Ah! Thank you. (And yes, the question was directed to you.) Does Finereader do a good job of the html?

patrik
06-20-2013, 01:44 PM
Ah! Thank you. (And yes, the question was directed to you.) Does Finereader do a good job of the html?
I am not sure I have enough experience telling about the html-quality. It looks mostly fine to me. There are, of course, various errors and as you can see some even prefer to remove all formatting and do it all over themselves.
But for doing ocr, IMHO Finereader is really, really good.

I tried to export directly to epub from Finereader, but that was a bit of a mess.
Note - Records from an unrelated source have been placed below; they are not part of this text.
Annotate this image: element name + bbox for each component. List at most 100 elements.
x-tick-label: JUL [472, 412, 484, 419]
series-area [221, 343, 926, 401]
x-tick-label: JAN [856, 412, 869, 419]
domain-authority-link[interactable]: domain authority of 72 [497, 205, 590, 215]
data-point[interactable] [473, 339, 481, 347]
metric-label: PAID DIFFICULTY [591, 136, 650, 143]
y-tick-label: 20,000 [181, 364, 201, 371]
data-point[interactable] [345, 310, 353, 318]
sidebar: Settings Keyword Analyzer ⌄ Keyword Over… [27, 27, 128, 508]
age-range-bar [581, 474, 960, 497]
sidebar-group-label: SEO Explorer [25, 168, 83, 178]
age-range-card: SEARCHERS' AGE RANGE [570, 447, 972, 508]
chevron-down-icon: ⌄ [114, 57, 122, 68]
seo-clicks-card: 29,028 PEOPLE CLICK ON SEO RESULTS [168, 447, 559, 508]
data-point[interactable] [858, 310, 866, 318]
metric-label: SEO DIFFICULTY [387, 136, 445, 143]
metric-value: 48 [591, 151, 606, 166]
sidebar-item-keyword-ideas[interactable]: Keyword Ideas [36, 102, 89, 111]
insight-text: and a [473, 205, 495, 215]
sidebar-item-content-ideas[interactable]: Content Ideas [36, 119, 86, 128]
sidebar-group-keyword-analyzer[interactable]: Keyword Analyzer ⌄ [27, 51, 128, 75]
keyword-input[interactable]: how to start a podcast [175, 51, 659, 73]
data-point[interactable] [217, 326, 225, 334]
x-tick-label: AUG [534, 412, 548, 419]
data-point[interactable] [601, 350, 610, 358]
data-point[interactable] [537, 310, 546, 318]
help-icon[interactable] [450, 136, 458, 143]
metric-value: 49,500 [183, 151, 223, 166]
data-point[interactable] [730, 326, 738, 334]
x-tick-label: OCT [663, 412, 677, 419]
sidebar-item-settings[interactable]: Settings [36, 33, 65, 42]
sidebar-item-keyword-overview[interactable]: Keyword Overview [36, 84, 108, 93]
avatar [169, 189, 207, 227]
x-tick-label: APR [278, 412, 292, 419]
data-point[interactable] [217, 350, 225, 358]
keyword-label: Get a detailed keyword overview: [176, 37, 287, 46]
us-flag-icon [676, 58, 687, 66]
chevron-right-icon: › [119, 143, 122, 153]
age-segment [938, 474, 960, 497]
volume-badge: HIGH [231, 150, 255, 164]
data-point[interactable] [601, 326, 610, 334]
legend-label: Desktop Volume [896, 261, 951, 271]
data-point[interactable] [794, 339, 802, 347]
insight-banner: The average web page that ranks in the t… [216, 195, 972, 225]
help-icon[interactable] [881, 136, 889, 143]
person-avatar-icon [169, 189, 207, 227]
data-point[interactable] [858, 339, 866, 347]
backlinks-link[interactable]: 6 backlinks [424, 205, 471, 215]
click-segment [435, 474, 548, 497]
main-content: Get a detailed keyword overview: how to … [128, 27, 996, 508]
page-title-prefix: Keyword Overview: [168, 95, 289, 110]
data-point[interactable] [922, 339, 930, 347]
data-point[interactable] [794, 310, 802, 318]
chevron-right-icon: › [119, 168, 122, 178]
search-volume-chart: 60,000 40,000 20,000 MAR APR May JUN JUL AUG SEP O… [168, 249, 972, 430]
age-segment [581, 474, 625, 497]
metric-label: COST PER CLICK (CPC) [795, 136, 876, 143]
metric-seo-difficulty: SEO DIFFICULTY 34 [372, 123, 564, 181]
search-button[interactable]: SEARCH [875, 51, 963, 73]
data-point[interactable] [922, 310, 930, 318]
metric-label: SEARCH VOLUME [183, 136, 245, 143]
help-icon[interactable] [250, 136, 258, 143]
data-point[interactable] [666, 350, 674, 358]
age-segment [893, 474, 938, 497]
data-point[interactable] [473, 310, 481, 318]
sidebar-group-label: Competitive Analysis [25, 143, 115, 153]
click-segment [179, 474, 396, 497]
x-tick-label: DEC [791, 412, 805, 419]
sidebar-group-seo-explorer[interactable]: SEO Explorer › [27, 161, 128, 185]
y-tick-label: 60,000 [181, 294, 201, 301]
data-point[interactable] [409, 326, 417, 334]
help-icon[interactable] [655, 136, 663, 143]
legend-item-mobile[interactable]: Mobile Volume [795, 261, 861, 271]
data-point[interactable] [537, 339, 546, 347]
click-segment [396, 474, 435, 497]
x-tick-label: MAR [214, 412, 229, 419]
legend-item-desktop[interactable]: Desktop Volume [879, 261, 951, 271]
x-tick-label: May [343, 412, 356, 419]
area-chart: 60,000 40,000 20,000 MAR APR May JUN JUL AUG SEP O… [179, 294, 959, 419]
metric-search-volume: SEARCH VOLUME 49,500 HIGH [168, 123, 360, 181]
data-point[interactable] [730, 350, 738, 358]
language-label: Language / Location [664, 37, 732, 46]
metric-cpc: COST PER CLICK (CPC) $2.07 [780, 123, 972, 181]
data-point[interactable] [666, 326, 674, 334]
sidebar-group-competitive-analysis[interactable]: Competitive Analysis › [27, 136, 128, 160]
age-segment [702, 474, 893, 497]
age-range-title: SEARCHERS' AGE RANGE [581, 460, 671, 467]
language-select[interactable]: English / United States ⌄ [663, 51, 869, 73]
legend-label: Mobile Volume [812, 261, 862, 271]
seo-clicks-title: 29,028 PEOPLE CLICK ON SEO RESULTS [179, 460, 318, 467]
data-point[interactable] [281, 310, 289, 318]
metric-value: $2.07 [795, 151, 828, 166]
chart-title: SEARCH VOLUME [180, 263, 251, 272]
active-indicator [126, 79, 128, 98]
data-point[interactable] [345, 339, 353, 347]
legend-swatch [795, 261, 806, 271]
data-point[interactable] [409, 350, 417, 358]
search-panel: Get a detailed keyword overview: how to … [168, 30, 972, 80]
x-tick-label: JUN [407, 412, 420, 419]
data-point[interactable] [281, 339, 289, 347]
Much better, IMHO again, to export as html and let Sigil + some editing do the conversion to epub.

But I am a fairly new at this epub-creating thing, I may do something completely different in a couple of months. :D
I am slowly reading through the forums here and learning all the time.

Toxaris
06-20-2013, 03:43 PM
The HTML export of ABBYY is usually full of internal styling, making it cluttered.